Baryon Asymmetry in Neutrino Mass Models with and without θ13

Abstract

We investigate the comparative studies of cosmological baryon asymmetry in different neutrino mass models with and without θ13 by considering the three diagonal form of Dirac neutrino mass matrices, down-quark (4,2), up-quark (8,4) and charged lepton (6,2). The predictions of any models with θ13 are consistent in all the three stages of leptogenesis calculations and the results are better than the predictions of any models without θ13 which are consistent in a piecemeal manner with the observational data.
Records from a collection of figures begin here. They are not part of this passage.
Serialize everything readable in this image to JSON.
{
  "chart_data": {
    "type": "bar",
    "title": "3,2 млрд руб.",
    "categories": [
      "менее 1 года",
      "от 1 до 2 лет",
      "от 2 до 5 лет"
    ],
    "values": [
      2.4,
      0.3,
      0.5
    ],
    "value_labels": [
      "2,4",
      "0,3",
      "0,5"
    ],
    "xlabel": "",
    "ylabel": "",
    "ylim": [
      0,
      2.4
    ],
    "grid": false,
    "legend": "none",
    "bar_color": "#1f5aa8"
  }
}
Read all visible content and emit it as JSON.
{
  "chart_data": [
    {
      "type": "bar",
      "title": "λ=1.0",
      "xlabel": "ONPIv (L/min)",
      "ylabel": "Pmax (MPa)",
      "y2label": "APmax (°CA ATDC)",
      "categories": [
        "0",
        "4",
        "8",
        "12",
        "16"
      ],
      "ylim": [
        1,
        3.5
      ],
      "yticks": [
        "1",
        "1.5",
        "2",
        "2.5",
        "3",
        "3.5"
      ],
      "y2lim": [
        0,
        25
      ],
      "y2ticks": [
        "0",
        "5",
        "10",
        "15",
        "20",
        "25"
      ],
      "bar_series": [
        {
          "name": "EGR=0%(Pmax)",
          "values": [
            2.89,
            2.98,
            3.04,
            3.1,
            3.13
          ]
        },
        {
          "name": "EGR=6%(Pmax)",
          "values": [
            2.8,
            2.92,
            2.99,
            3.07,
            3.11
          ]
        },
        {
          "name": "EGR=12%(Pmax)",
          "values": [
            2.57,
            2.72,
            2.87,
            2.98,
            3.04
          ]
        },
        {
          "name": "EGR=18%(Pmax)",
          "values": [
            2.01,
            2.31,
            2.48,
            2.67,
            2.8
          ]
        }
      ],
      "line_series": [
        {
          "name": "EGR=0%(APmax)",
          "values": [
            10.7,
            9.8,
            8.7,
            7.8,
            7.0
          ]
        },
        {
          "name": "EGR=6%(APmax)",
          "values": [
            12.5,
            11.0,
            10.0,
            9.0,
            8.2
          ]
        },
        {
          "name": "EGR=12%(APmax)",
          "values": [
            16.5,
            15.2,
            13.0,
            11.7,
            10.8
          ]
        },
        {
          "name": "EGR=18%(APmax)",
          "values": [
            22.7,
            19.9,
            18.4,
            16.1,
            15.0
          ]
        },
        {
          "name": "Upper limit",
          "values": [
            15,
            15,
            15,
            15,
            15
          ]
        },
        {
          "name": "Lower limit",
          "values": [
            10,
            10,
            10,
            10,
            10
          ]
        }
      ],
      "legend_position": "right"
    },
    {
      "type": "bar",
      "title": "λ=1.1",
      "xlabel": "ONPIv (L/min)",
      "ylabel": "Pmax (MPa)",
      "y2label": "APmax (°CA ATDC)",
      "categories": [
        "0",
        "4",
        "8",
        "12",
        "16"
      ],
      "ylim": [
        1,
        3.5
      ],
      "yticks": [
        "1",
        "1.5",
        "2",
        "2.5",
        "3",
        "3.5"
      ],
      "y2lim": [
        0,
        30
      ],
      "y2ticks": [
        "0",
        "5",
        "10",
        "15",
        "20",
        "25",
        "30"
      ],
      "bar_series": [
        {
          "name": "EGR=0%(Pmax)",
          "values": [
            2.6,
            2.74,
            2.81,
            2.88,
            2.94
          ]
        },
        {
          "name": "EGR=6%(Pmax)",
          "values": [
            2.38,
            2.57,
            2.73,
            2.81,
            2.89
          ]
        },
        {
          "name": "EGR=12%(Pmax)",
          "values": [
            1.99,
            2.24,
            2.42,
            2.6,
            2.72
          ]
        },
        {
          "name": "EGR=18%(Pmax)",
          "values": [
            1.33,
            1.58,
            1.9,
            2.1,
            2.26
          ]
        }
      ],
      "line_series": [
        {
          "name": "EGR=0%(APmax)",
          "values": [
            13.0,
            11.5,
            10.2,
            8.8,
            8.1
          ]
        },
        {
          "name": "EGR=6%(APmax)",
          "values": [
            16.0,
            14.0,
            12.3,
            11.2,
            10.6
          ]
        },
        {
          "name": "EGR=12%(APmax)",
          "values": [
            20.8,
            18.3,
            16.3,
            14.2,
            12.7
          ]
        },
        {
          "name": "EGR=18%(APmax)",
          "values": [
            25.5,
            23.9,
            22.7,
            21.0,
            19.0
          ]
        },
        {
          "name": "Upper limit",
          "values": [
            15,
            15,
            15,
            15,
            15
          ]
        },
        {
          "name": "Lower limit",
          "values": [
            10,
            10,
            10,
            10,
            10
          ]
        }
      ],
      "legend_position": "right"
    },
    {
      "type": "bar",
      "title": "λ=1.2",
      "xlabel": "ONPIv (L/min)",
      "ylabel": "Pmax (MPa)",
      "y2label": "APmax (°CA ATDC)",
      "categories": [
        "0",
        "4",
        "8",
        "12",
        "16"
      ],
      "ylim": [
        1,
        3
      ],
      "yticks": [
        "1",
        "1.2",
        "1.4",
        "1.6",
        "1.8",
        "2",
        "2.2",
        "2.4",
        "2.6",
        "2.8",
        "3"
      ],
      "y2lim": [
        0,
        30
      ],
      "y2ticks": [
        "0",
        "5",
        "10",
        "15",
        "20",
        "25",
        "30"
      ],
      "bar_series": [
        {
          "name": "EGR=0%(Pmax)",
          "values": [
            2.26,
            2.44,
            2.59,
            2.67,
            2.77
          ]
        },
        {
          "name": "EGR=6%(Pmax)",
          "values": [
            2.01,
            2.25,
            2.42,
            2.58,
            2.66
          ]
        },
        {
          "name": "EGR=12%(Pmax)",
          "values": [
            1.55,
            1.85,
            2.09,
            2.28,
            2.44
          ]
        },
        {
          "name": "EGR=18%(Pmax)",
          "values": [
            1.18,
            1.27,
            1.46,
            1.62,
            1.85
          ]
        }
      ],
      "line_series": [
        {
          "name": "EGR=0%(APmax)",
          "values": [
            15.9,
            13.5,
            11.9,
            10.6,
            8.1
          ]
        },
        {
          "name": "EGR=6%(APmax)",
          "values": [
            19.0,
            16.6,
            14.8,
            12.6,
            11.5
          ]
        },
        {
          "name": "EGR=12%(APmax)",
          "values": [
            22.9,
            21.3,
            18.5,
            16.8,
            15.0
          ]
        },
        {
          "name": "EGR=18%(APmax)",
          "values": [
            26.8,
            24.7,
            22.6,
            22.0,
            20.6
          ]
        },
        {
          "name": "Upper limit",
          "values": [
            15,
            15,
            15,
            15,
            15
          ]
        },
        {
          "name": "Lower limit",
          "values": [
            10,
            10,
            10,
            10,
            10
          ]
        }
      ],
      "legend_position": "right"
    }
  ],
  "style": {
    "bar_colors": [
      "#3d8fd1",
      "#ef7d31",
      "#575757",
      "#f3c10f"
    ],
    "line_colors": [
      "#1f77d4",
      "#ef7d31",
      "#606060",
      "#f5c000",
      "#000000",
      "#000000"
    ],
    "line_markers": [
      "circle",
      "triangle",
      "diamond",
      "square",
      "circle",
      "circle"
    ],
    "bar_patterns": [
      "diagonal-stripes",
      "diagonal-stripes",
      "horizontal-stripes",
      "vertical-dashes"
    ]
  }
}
For the best model, the normal hierarchy Type-IA for charged lepton (6,2) without θ13, the predicted inflaton mass required to produce the observed baryon asymmetry is found to be 3.6x10 to the power 10 GeV corresponding to reheating temperature TR 4.5x10 to the power 6 GeV, while for the same model with θ13, the inflaton mass is 2.24x10 to the power 11 GeV, TR 4.865x10 to the power 6 GeV and weak scale gravitino mass m(2 divided by 3) 100 GeV without causing the gravitino problem. These values apply to the recent discovery of Higgs boson of mass 125 GeV. The relic abundance of gravitino is proportional to the reheating temperature of the thermal bath. One can have the right order of relic dark matter abundance only if the reheating temperature is bounded to below 10 to the power 7 GeV.